To say such a thing is to twist the meaning of patriotism. Mr. Arpaio, who used ethnicity as a wedge issue and delighted in humiliating the immigrants he arrested and incarcerating them in inhumane conditions, is no more a patriot than the thugs in Charlottesville are. Pardoning him would be a travesty of justice that would further discredit a presidency already stained by Mr. Trump’s words and conduct.
Invoking the presidential pardon power for this man — former Maricopa County sheriff Joe Arpaio — at this time would further shred whatever semblance of moral authority the president retains, not to mention Republican hopes of making inroads among Hispanic voters.
A pardon would also have a potentially chilling effect on special counsel Robert Mueller’s Russia investigation by signaling targets of that inquiry that the president might let them off the hook, even if they refuse to cooperate…
The federal investigators found that a “wall of distrust” between a harassed Latino community and the sheriff’s department hampered police investigations. Hundreds of sexual assault and child molestation cases went unsolved where many of the victims appeared to be Latino.
Despite all this, Trump said of Arpaio: “He has protected people from crimes and saved lives. He doesn’t deserve to be treated this way.”
In fact, just the opposite is true. Latinos taken into custody were abused, and hundreds of crimes, many against children, were unsolved. This is the kind of person worthy of a pardon?
An op-ed excerpt from Rep. Raul Grijalva (D-AZ):
Trump’s flirtation with wiping Arpaio’s dirty slate clean plays in part with his acceptance of white nationalist organizations and openly racist groups. …
Regardless of your views on immigration policy, there is no room for debate about whether or not Arpaio is worthy of a pardon. His crimes are not those for which presidential pardons were established. He is not a wrongfully convicted man, a prisoner of conscience or the victim of overly punitive sentencing laws. He’s a man who committed unlawful choices and now trembles at the thought of having to pay for them- the opposite of the hard-knuckled, no-nonsense sheriff he projected himself to be.
Finally, at Daily Kos, a Dreamer whose worksite was raided by Arpaio, leading to a felony conviction for her because she was using her mother’s ID to work in order to be able to afford DACA, wonders why Arpaio may be pardoned but she won’t be:
When President Trump says Arpaio is a “great American patriot” who has “done a lot in the fight against illegal immigration,” he’s talking about what he’s done to people like me. He’s talking about what he’s done to families like Katherine Figueroa who at age 9 watched her own parents arrested in a raid on a carwash on live television. He’s talking about Marty Atencio who Arpaio’s Sheriffs beat to death in a jail cell. Just like when he says there are “very fine people on both sides” of the protests in Charlottesville, he’s talking about nazis.

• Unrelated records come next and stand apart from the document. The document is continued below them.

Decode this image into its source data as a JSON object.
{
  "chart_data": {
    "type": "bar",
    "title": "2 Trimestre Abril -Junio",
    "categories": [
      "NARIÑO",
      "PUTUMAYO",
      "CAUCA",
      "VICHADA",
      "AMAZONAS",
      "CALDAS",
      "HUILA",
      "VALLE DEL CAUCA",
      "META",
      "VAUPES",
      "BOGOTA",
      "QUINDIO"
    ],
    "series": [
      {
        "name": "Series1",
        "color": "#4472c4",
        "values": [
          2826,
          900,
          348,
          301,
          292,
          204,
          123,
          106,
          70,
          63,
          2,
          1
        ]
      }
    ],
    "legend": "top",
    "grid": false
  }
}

The previous Department of Justice said that Arpaio is the “most egregious case of racial profiling” investigators had ever witnessed. A judge found Arpaio guilty of continuing that profiling in contempt of court orders to stop. And he’s actually guilty of much worse.
Pardoning Arpaio would be a presidential endorsement of his racism and his flaunting of the law in pursuit of it. Whereas pardoning Arpaio’s victims would actually mean having a heart and correcting a wrong.